Forex Analytics from LiteForex of 02.11.10: GBP: British Pound continues to grow after a short break

At the Forex currency market the British Pound Sterling rate continues to go up following the pair EUR/USD. However in the light of the uncertain sentiments at the world capital market it would make more sense to stay out of the market.

Forex forecast: MACD indicator is in the positive area for the pair GBP/USD and it goes down giving ground for a pair sell signal. Stochastic Oscillator has not indentified a signal today.

Forex recommendations:  off the market. 

Feasible event scenario at Forex: in case of breakdown at the level of 1.6080 the pair will go to 1.6140 and 1.6190. If the level of 1.6020 is exceeded traders’ targets will become the levels of 1.5950 and 1.5910.
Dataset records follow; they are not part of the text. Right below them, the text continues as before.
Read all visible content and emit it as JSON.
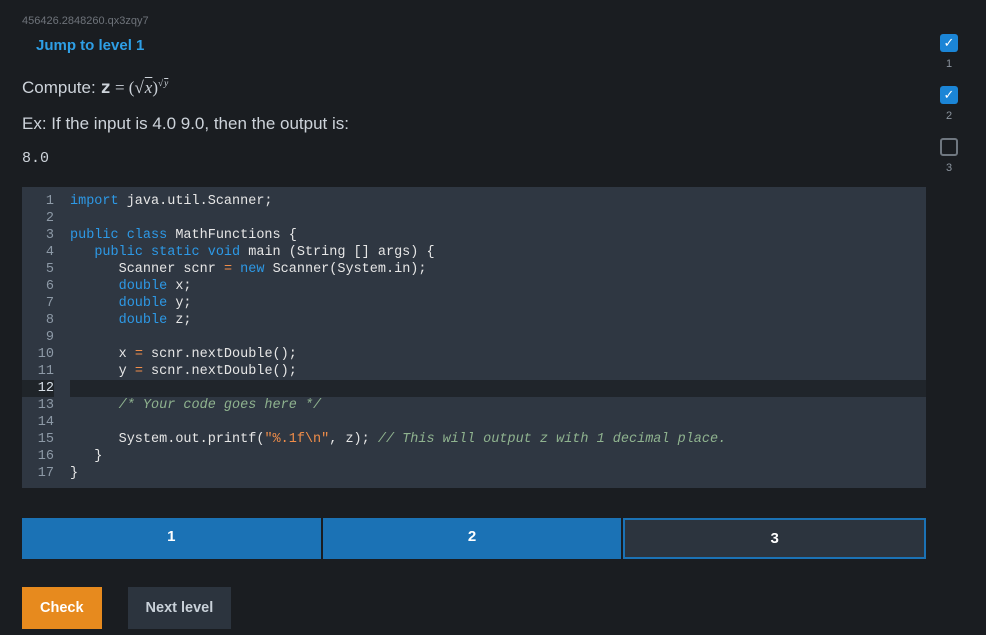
{
  "breadcrumb": "456426.2848260.qx3zqy7",
  "jump_link": "Jump to level 1",
  "prompt_prefix": "Compute: ",
  "prompt_math_var": "z",
  "prompt_math_eq": " = ",
  "prompt_math_base_lparen": "(",
  "prompt_math_base_radical": "√",
  "prompt_math_base_x": "x",
  "prompt_math_base_rparen": ")",
  "prompt_math_exp_radical": "√",
  "prompt_math_exp_y": "y",
  "example_text": "Ex: If the input is 4.0 9.0, then the output is:",
  "example_output": "8.0",
  "code_lines": [
    {
      "n": 1,
      "tokens": [
        {
          "c": "kw-import",
          "t": "import"
        },
        {
          "c": "plain",
          "t": " java.util.Scanner;"
        }
      ]
    },
    {
      "n": 2,
      "tokens": []
    },
    {
      "n": 3,
      "tokens": [
        {
          "c": "kw-mod",
          "t": "public class"
        },
        {
          "c": "plain",
          "t": " MathFunctions {"
        }
      ]
    },
    {
      "n": 4,
      "tokens": [
        {
          "c": "plain",
          "t": "   "
        },
        {
          "c": "kw-mod",
          "t": "public static void"
        },
        {
          "c": "plain",
          "t": " main (String [] args) {"
        }
      ]
    },
    {
      "n": 5,
      "tokens": [
        {
          "c": "plain",
          "t": "      Scanner scnr "
        },
        {
          "c": "op",
          "t": "="
        },
        {
          "c": "plain",
          "t": " "
        },
        {
          "c": "kw-new",
          "t": "new"
        },
        {
          "c": "plain",
          "t": " Scanner(System.in);"
        }
      ]
    },
    {
      "n": 6,
      "tokens": [
        {
          "c": "plain",
          "t": "      "
        },
        {
          "c": "kw-type",
          "t": "double"
        },
        {
          "c": "plain",
          "t": " x;"
        }
      ]
    },
    {
      "n": 7,
      "tokens": [
        {
          "c": "plain",
          "t": "      "
        },
        {
          "c": "kw-type",
          "t": "double"
        },
        {
          "c": "plain",
          "t": " y;"
        }
      ]
    },
    {
      "n": 8,
      "tokens": [
        {
          "c": "plain",
          "t": "      "
        },
        {
          "c": "kw-type",
          "t": "double"
        },
        {
          "c": "plain",
          "t": " z;"
        }
      ]
    },
    {
      "n": 9,
      "tokens": []
    },
    {
      "n": 10,
      "tokens": [
        {
          "c": "plain",
          "t": "      x "
        },
        {
          "c": "op",
          "t": "="
        },
        {
          "c": "plain",
          "t": " scnr.nextDouble();"
        }
      ]
    },
    {
      "n": 11,
      "tokens": [
        {
          "c": "plain",
          "t": "      y "
        },
        {
          "c": "op",
          "t": "="
        },
        {
          "c": "plain",
          "t": " scnr.nextDouble();"
        }
      ]
    },
    {
      "n": 12,
      "tokens": [],
      "active": true
    },
    {
      "n": 13,
      "tokens": [
        {
          "c": "plain",
          "t": "      "
        },
        {
          "c": "comment",
          "t": "/* Your code goes here */"
        }
      ]
    },
    {
      "n": 14,
      "tokens": []
    },
    {
      "n": 15,
      "tokens": [
        {
          "c": "plain",
          "t": "      System.out.printf("
        },
        {
          "c": "string",
          "t": "\"%.1f\\n\""
        },
        {
          "c": "plain",
          "t": ", z); "
        },
        {
          "c": "comment",
          "t": "// This will output z with 1 decimal place."
        }
      ]
    },
    {
      "n": 16,
      "tokens": [
        {
          "c": "plain",
          "t": "   }"
        }
      ]
    },
    {
      "n": 17,
      "tokens": [
        {
          "c": "plain",
          "t": "}"
        }
      ]
    }
  ],
  "level_tabs": [
    {
      "label": "1",
      "state": "filled"
    },
    {
      "label": "2",
      "state": "filled"
    },
    {
      "label": "3",
      "state": "current"
    }
  ],
  "buttons": {
    "check": "Check",
    "next": "Next level"
  },
  "progress": [
    {
      "label": "1",
      "done": true
    },
    {
      "label": "2",
      "done": true
    },
    {
      "label": "3",
      "done": false
    }
  ]
}
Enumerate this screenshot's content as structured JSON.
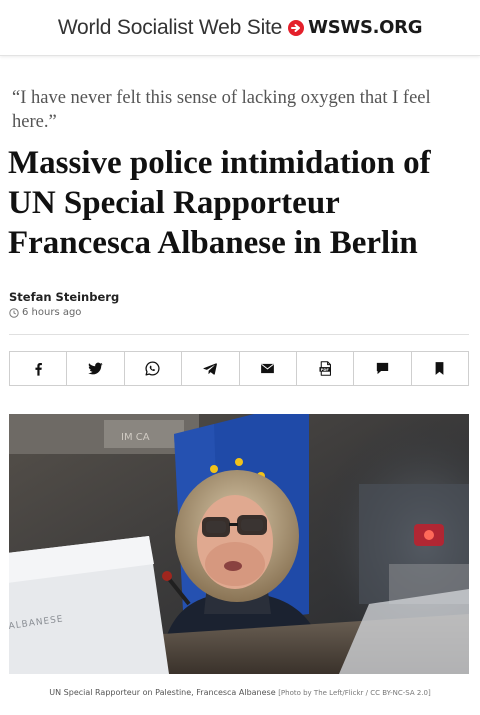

The UK news was not released today however the trading at the market is carried while external background is kept in view. A two day meeting of the U.S. Federal Reserve also imposes some effect on trading.

It became known yesterday that houses requested prices reduced by 0.9% m/m (-0.1% y/y) as per Hometrack estimation. Economists pointed that pace of decline accelerated after some stagnation while the annual rate of decline had been observed for the first time in January this year. It became known last week that the UK houses prices as per Nationwide estimation continued to decline in October and fell by 0.7% on monthly basis (+1.4% y/y). Nationwide economists point that if the trend which started in the early summer continues in November and December, the prices will have chances to drop by 1% by the end of the year.

Posen, representative of the Bank monetary committee pointed earlier that the rise in inflation above the target level even by 1% will not be crucial and it will take some time – longer than previously expected to set quantitative easing of monetary policy. Posen does not believe that additional stimulation is required for the British economy now. The head of the Bank of England Mr. King noted that the draft Basel III which has been discussed last month will not become a miracle cure for the new round of financial crisis. However according to the monetary politician, British regulator will not force banks to comply with the contract although he holds   more stringent views on the problem.